I have reproduced here a single-month graph of the S&P 500 so that you can see clearly how close the 20-day (green) and 50-day (blue) simple moving averages are to the index level itself. Whereas yesterday they lined up Index > 20-day > 50-day, tonight they are 20-day >50-day (by a whisker) > Index. That means they are jumbled and ambiguous. The NASDAQ and Dow charts look more or less the same, meaning that all three short-term trend indicators fall from positive to neutral. That pulls the entire Timing Outlook down by 1.5 points, bringing it to 8.0.
That's still positive, but as you can see, another bad day or two could quickly pull the 20-day SMA (which reacts fairly quickly) below the 50-day SMA, which would make the configuration 50-day > 20-day > Index, which is upside down from what you want. That would lop another 1.5 points off the Timing Outlook.
This is S&P's own summary of its press release today.

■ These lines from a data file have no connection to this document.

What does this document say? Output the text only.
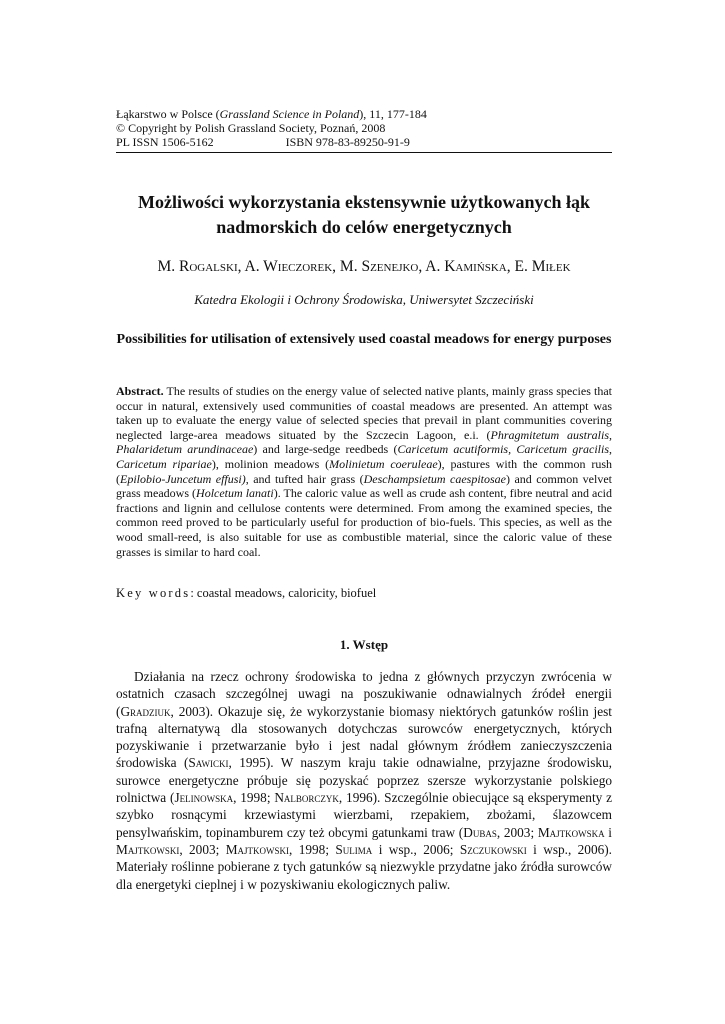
Łąkarstwo w Polsce (Grassland Science in Poland), 11, 177-184
© Copyright by Polish Grassland Society, Poznań, 2008
PL ISSN 1506-5162	ISBN 978-83-89250-91-9
Możliwości wykorzystania ekstensywnie użytkowanych łąk
nadmorskich do celów energetycznych
M. Rogalski, A. Wieczorek, M. Szenejko, A. Kamińska, E. Miłek
Katedra Ekologii i Ochrony Środowiska, Uniwersytet Szczeciński
Possibilities for utilisation of extensively used coastal meadows for energy purposes
Abstract. The results of studies on the energy value of selected native plants, mainly grass species that occur in natural, extensively used communities of coastal meadows are presented. An attempt was taken up to evaluate the energy value of selected species that prevail in plant communities covering neglected large-area meadows situated by the Szczecin Lagoon, e.i. (Phragmitetum australis, Phalaridetum arundinaceae) and large-sedge reedbeds (Caricetum acutiformis, Caricetum gracilis, Caricetum ripariae), molinion meadows (Molinietum coeruleae), pastures with the common rush (Epilobio-Juncetum effusi), and tufted hair grass (Deschampsietum caespitosae) and common velvet grass meadows (Holcetum lanati). The caloric value as well as crude ash content, fibre neutral and acid fractions and lignin and cellulose contents were determined. From among the examined species, the common reed proved to be particularly useful for production of bio-fuels. This species, as well as the wood small-reed, is also suitable for use as combustible material, since the caloric value of these grasses is similar to hard coal.
Key words: coastal meadows, caloricity, biofuel
1. Wstęp
Działania na rzecz ochrony środowiska to jedna z głównych przyczyn zwrócenia w ostatnich czasach szczególnej uwagi na poszukiwanie odnawialnych źródeł energii (Gradziuk, 2003). Okazuje się, że wykorzystanie biomasy niektórych gatunków roślin jest trafną alternatywą dla stosowanych dotychczas surowców energetycznych, których pozyskiwanie i przetwarzanie było i jest nadal głównym źródłem zanieczyszczenia środowiska (Sawicki, 1995). W naszym kraju takie odnawialne, przyjazne środowisku, surowce energetyczne próbuje się pozyskać poprzez szersze wykorzystanie polskiego rolnictwa (Jelinowska, 1998; Nalborczyk, 1996). Szczególnie obiecujące są eksperymenty z szybko rosnącymi krzewiastymi wierzbami, rzepakiem, zbożami, ślazowcem pensylwańskim, topinamburem czy też obcymi gatunkami traw (Dubas, 2003; Majtkowska i Majtkowski, 2003; Majtkowski, 1998; Sulima i wsp., 2006; Szczukowski i wsp., 2006). Materiały roślinne pobierane z tych gatunków są niezwykle przydatne jako źródła surowców dla energetyki cieplnej i w pozyskiwaniu ekologicznych paliw.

I'm sure discussion of this will be all over the news tonight and that the status of U.S. budget and debt-ceiling negotiations will be at the top of a lot of agendas for the next few weeks and months.
•We have affirmed our 'AAA/A-1+' sovereign credit ratings on the United States of America.

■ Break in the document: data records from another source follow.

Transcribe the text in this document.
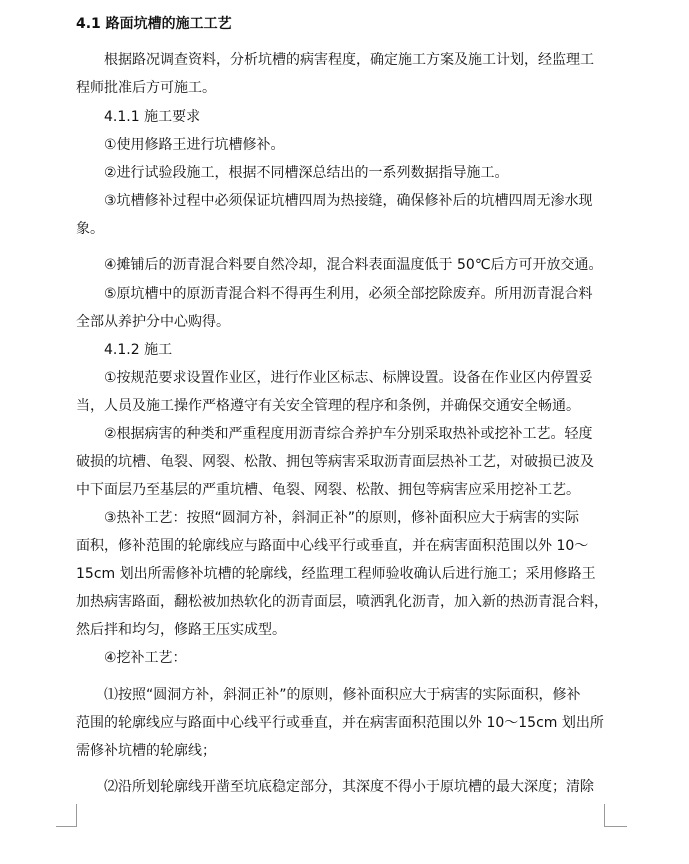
4.1 路面坑槽的施工工艺
根据路况调查资料，分析坑槽的病害程度，确定施工方案及施工计划，经监理工
程师批准后方可施工。
4.1.1 施工要求
①使用修路王进行坑槽修补。
②进行试验段施工，根据不同槽深总结出的一系列数据指导施工。
③坑槽修补过程中必须保证坑槽四周为热接缝，确保修补后的坑槽四周无渗水现
象。
④摊铺后的沥青混合料要自然冷却，混合料表面温度低于 50℃后方可开放交通。
⑤原坑槽中的原沥青混合料不得再生利用，必须全部挖除废弃。所用沥青混合料
全部从养护分中心购得。
4.1.2 施工
①按规范要求设置作业区，进行作业区标志、标牌设置。设备在作业区内停置妥
当，人员及施工操作严格遵守有关安全管理的程序和条例，并确保交通安全畅通。
②根据病害的种类和严重程度用沥青综合养护车分别采取热补或挖补工艺。轻度
破损的坑槽、龟裂、网裂、松散、拥包等病害采取沥青面层热补工艺，对破损已波及
中下面层乃至基层的严重坑槽、龟裂、网裂、松散、拥包等病害应采用挖补工艺。
③热补工艺：按照“圆洞方补，斜洞正补”的原则，修补面积应大于病害的实际
面积，修补范围的轮廓线应与路面中心线平行或垂直，并在病害面积范围以外 10～
15cm 划出所需修补坑槽的轮廓线，经监理工程师验收确认后进行施工；采用修路王
加热病害路面，翻松被加热软化的沥青面层，喷洒乳化沥青，加入新的热沥青混合料，
然后拌和均匀，修路王压实成型。
④挖补工艺：
⑴按照“圆洞方补，斜洞正补”的原则，修补面积应大于病害的实际面积，修补
范围的轮廓线应与路面中心线平行或垂直，并在病害面积范围以外 10～15cm 划出所
需修补坑槽的轮廓线；
⑵沿所划轮廓线开凿至坑底稳定部分，其深度不得小于原坑槽的最大深度；清除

•The economy of the U.S. is flexible and highly diversified, the country's effective monetary policies have supported output growth while containing inflationary pressures, and a consistent global preference for the U.S. dollar over all other currencies gives the country unique external liquidity.

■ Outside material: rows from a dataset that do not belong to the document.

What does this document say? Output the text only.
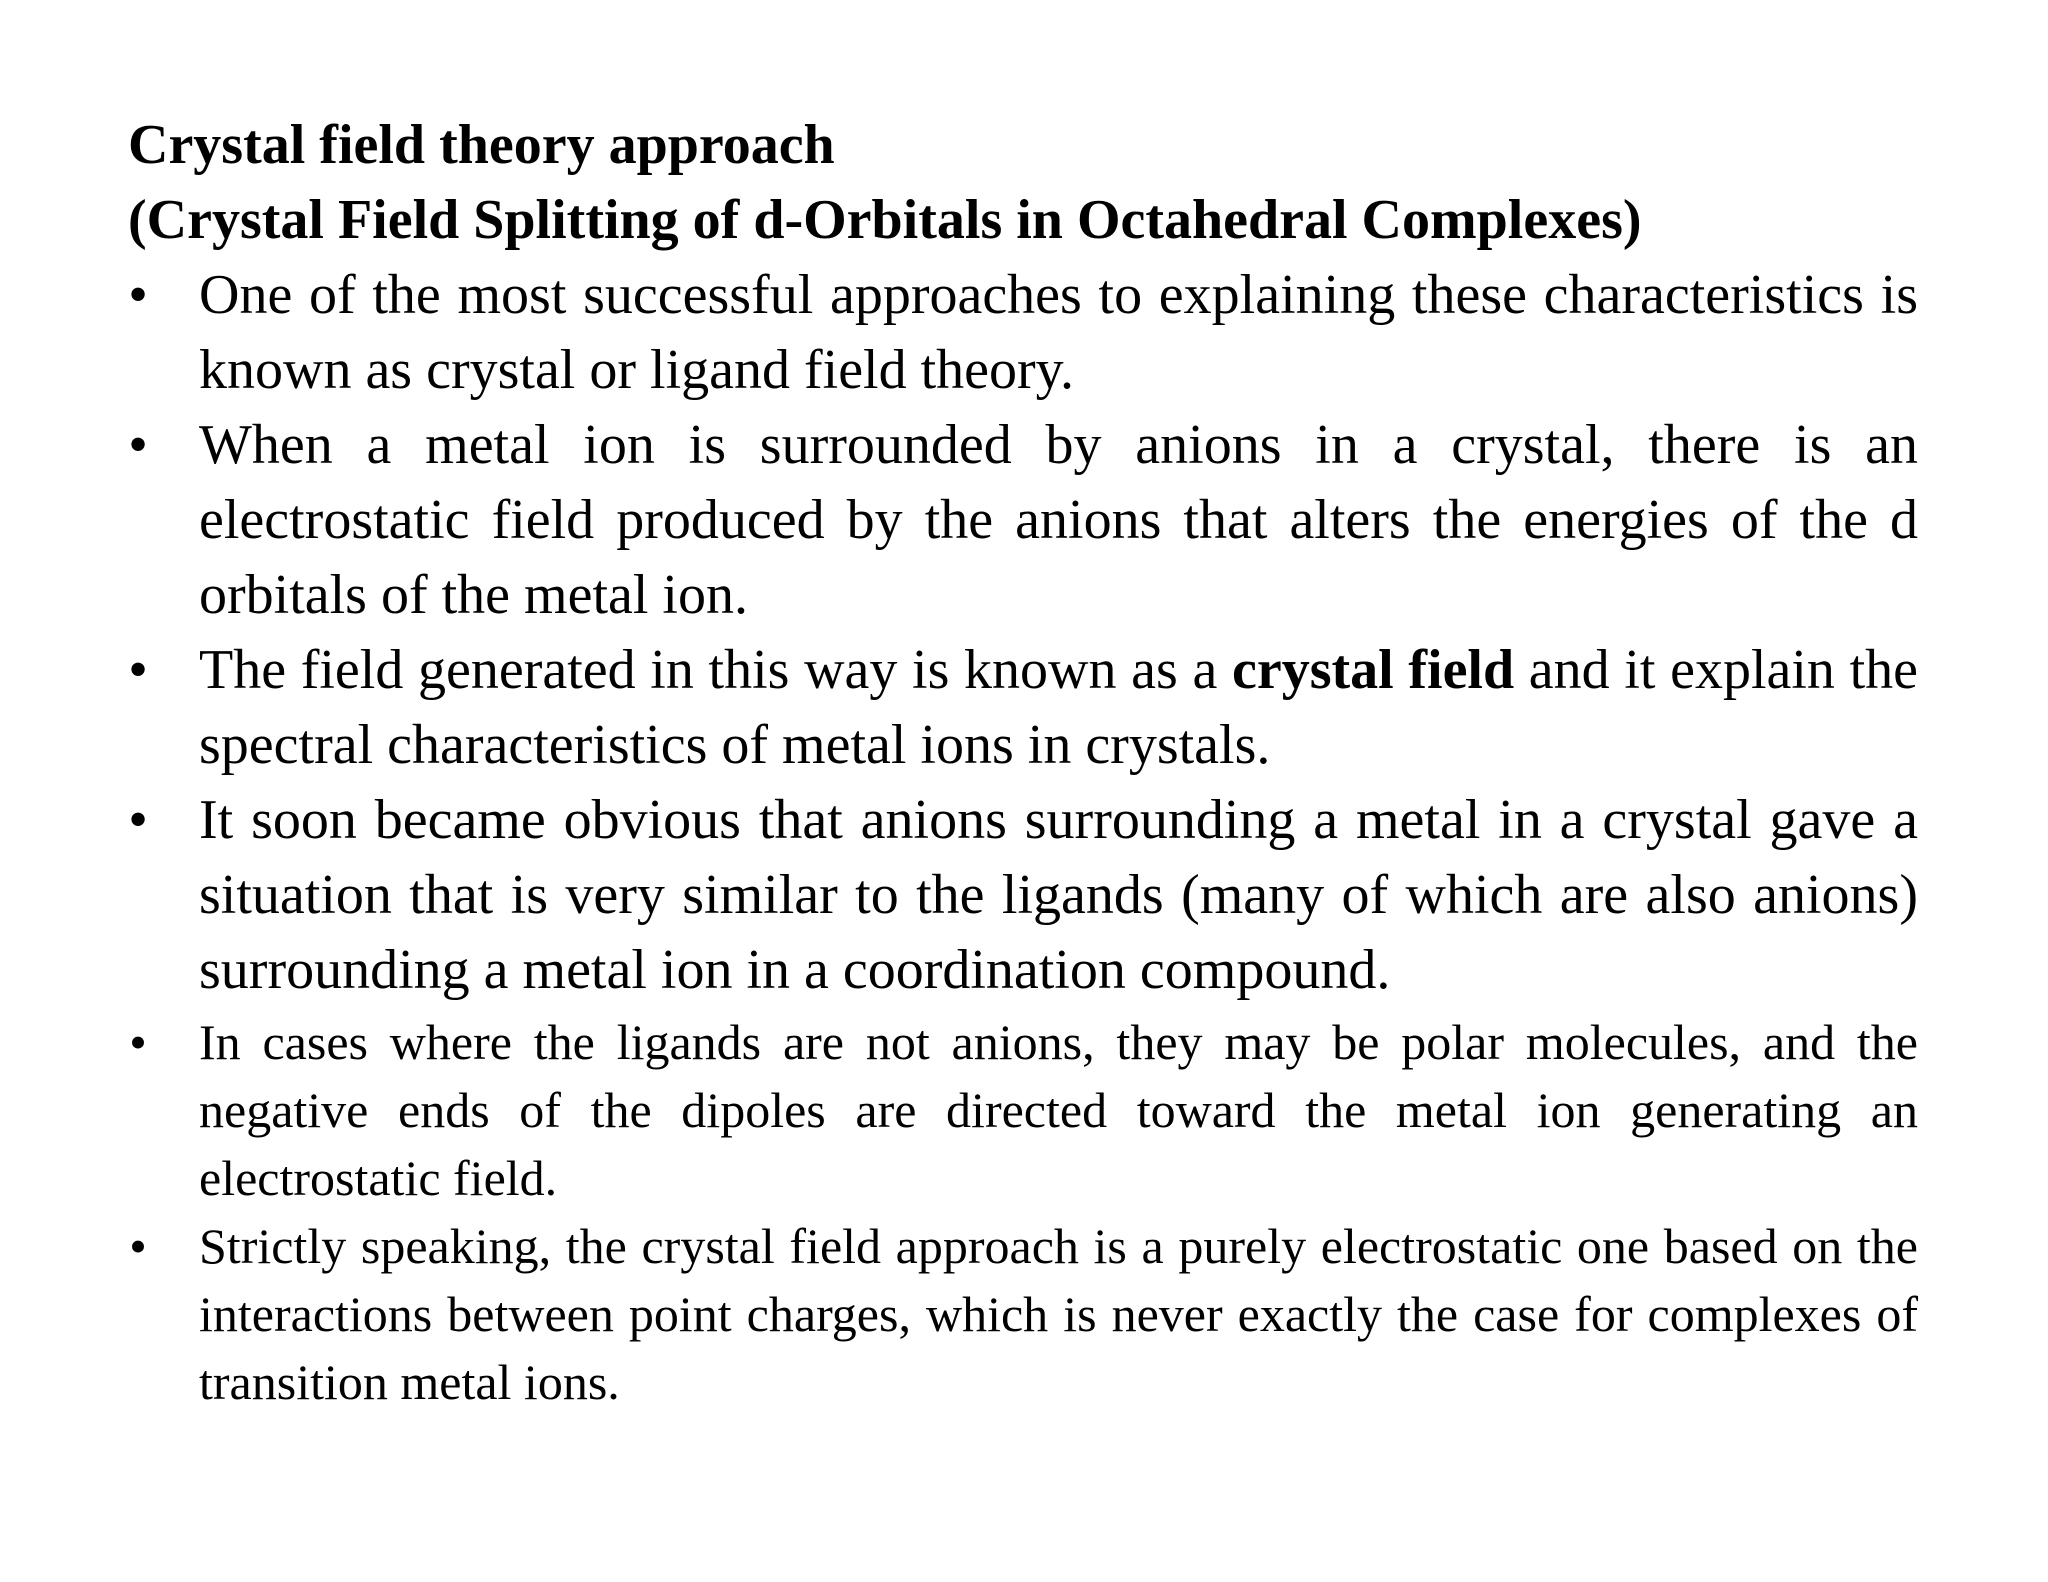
Crystal field theory approach
(Crystal Field Splitting of d-Orbitals in Octahedral Complexes)
• One of the most successful approaches to explaining these characteristics is known as crystal or ligand field theory.
• When a metal ion is surrounded by anions in a crystal, there is an electrostatic field produced by the anions that alters the energies of the d orbitals of the metal ion.
• The field generated in this way is known as a crystal field and it explain the spectral characteristics of metal ions in crystals.
• It soon became obvious that anions surrounding a metal in a crystal gave a situation that is very similar to the ligands (many of which are also anions) surrounding a metal ion in a coordination compound.
• In cases where the ligands are not anions, they may be polar molecules, and the negative ends of the dipoles are directed toward the metal ion generating an electrostatic field.
• Strictly speaking, the crystal field approach is a purely electrostatic one based on the interactions between point charges, which is never exactly the case for complexes of transition metal ions.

•Because the U.S. has, relative to its 'AAA' peers, what we consider to be very large budget deficits and rising government indebtedness and the path to addressing these is not clear to us, we have revised our outlook on the long-term rating to negative from stable.
•We believe there is a material risk that U.S. policymakers might not reach an agreement on how to address medium- and long-term budgetary challenges by 2013; if an agreement is not reached and meaningful
implementation is not begun by then, this would in our view render the U.S. fiscal profile meaningfully weaker than that of peer 'AAA' sovereigns.